Note: Since I do not know the analytics and numbers for your current web performance, I will only refer to UX quantitative and qualitative measurements. They include:

Quantitative UX KPIs:
– Task success rate
– Time on task
– Use of search vs. navigation
– User error rate
– System Usability Scale (SUS)

Qualitative UX KPIs:
– Reported expectations and performance
– Overall satisfaction

Carousel with offers.

Critical: Leads to task failure. Causes user extreme irritation.

InMotion Hosting Home Page Screenshot.

Tested users scrolled past this carousel and didn’t read anything from it.

Rotating images have been tested many times and are considered to be a poor way of presenting home page content. The information is too cluttered there and makes it very hard to read and understand. It is better to avoid carousels, because they can make things even worse.
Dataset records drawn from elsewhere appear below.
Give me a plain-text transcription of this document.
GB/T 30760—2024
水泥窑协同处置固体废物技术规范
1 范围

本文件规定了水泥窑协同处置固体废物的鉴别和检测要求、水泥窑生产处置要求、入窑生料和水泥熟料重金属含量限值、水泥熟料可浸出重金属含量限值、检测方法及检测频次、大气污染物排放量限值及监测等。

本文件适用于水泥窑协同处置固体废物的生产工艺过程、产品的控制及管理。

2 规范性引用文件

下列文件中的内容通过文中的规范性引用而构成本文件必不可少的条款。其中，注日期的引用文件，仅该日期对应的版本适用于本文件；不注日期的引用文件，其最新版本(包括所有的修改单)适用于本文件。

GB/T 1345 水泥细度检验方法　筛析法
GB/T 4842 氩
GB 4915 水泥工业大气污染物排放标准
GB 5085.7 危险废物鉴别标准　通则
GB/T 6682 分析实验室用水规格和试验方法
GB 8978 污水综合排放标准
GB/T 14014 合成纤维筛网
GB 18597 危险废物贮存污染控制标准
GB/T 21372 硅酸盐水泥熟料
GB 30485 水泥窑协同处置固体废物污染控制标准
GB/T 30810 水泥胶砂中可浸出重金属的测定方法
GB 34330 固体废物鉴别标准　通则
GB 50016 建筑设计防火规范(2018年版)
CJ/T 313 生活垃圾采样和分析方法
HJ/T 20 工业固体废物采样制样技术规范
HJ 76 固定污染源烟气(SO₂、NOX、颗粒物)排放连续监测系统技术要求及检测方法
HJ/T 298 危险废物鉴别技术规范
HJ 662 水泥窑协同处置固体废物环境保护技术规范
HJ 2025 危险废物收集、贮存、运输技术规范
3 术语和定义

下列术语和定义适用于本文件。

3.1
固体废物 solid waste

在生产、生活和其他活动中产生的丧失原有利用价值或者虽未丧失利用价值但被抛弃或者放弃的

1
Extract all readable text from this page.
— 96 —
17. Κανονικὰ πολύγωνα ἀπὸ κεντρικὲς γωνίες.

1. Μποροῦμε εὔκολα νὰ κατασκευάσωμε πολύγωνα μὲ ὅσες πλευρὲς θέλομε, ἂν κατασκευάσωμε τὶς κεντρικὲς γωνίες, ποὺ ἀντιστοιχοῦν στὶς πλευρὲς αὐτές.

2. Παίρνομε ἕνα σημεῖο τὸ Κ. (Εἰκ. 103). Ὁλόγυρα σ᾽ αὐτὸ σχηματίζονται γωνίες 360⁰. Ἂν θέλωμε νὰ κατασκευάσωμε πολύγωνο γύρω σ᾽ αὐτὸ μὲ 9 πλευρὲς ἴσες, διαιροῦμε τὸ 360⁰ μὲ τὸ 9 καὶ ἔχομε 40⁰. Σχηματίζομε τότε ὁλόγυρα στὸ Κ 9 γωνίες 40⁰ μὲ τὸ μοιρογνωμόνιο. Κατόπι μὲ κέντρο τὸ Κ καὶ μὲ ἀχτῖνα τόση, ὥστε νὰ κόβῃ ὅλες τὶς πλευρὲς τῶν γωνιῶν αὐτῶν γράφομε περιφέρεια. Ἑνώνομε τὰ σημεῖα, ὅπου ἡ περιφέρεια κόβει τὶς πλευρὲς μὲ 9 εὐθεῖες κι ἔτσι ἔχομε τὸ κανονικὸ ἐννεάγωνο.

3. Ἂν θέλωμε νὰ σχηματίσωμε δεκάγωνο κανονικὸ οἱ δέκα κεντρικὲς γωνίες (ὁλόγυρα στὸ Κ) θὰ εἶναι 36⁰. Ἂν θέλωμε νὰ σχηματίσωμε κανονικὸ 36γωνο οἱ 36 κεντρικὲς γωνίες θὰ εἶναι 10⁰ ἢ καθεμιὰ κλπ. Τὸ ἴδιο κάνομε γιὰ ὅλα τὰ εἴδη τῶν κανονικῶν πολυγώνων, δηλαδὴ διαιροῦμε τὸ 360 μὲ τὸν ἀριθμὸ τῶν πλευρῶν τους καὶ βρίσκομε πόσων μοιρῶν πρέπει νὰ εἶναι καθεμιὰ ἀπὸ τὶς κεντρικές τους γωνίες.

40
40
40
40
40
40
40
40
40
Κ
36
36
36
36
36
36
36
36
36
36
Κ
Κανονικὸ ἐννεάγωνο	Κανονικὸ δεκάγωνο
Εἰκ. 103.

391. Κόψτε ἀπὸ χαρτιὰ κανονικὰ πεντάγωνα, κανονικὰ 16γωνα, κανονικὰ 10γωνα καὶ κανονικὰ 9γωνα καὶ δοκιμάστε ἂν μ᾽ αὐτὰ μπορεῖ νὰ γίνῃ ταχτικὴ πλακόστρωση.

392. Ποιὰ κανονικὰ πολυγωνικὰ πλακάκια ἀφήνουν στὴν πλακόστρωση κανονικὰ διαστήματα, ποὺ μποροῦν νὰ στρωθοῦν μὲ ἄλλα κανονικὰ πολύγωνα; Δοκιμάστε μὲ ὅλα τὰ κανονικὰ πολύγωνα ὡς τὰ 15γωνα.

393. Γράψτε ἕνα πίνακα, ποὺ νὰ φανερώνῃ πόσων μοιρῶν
Instead, put one single image with a well-thought-out Unique Value Proposition clearly stating the benefit your users get and key advantages in competition. Create some surveys to understand why you are loved by your users, convert it into benefit and promote it as a UVP.

Hypothesis: If we remove the slideshow and use a one single image with a well-thought-out UVP, we will increase user engagement with your service.

Measurement: Quantitative and qualitative user research. CTA Button clicks. Funnel reports: % of visits going to the next step in the process. Number of Sign ups.

Hosting Pricing.

Critical: Leads to task failure. Causes user extreme irritation.

InMotion Hosting Home Page Screenshot.

When the users were given the task to find the prices, they started to look for a pricing page, but there was no such page. When the users finally found the prices, they couldn’t tell exactly where they had clicked. This is a serious issue. Not surprising, they didn’t notice the 4 blocks with prices on the Home page. Honestly saying, I didn’t recognise them either.

These 4 blocks with prices should be given much more prominence and completely redesigned. They can include benefits, additional info, clear pricing, CTA button. This section (and most important the info that the users are looking for) is hidden now. Businesses are often nervous that prices may scare users away. They hide the prices… But users are highly goal-driven on the Web. They visit sites because there’s something they want to accomplish. The ultimate failure of a website is to fail to provide the information users are looking for. Price is the most specific piece of info customers use to understand the nature of an offering, and not providing it makes people feel lost and reduces their understanding of a product line.

Hypothesis: If we completely redesign the 4 boxes with the hosting pricing, we will increase user engagement and reduce user frustration.

Measurement: Quantitative and qualitative user research. CTA Button clicks. Funnel reports: % of visits going to the next step in the process. Number of Sign ups.

Text copy.

Minor: Causes some hesitation or slight irritation.

Tested users didn’t pay attention to home page text copy, they quickly scanned the page looking for pricing and solutions to their problems.

If your website uses “Our team is here…” or “We are the right web hosting…” or “We offer …”, you’re doing it wrong. People only care about one thing: themselves and their needs. Your website copy should be focused on what’s in it for them. User-centric, not ego-centric. Remember, features are not benefits. People don’t buy features and they don’t really buy advantages — they buy benefits. Don’t tell them what they’re getting, tell them why it matters.

Hypothesis: If we improve the text copy, we will make the service and your product more desirable, valuable, credible.

Measurement: Quantitative and qualitative user research.

To be continued…

There are many other things that can be improved to increase conversions and make the experience better. Remember, every product and service should be Useful, Usable, Desirable, Valuable, Findable, Accessible, Credible.

As usual, I want to finish with one of the mental models that can make the experience desirable. Gifting: We feel the need to reciprocate when we receive a gift.

Let’s create great products and services together!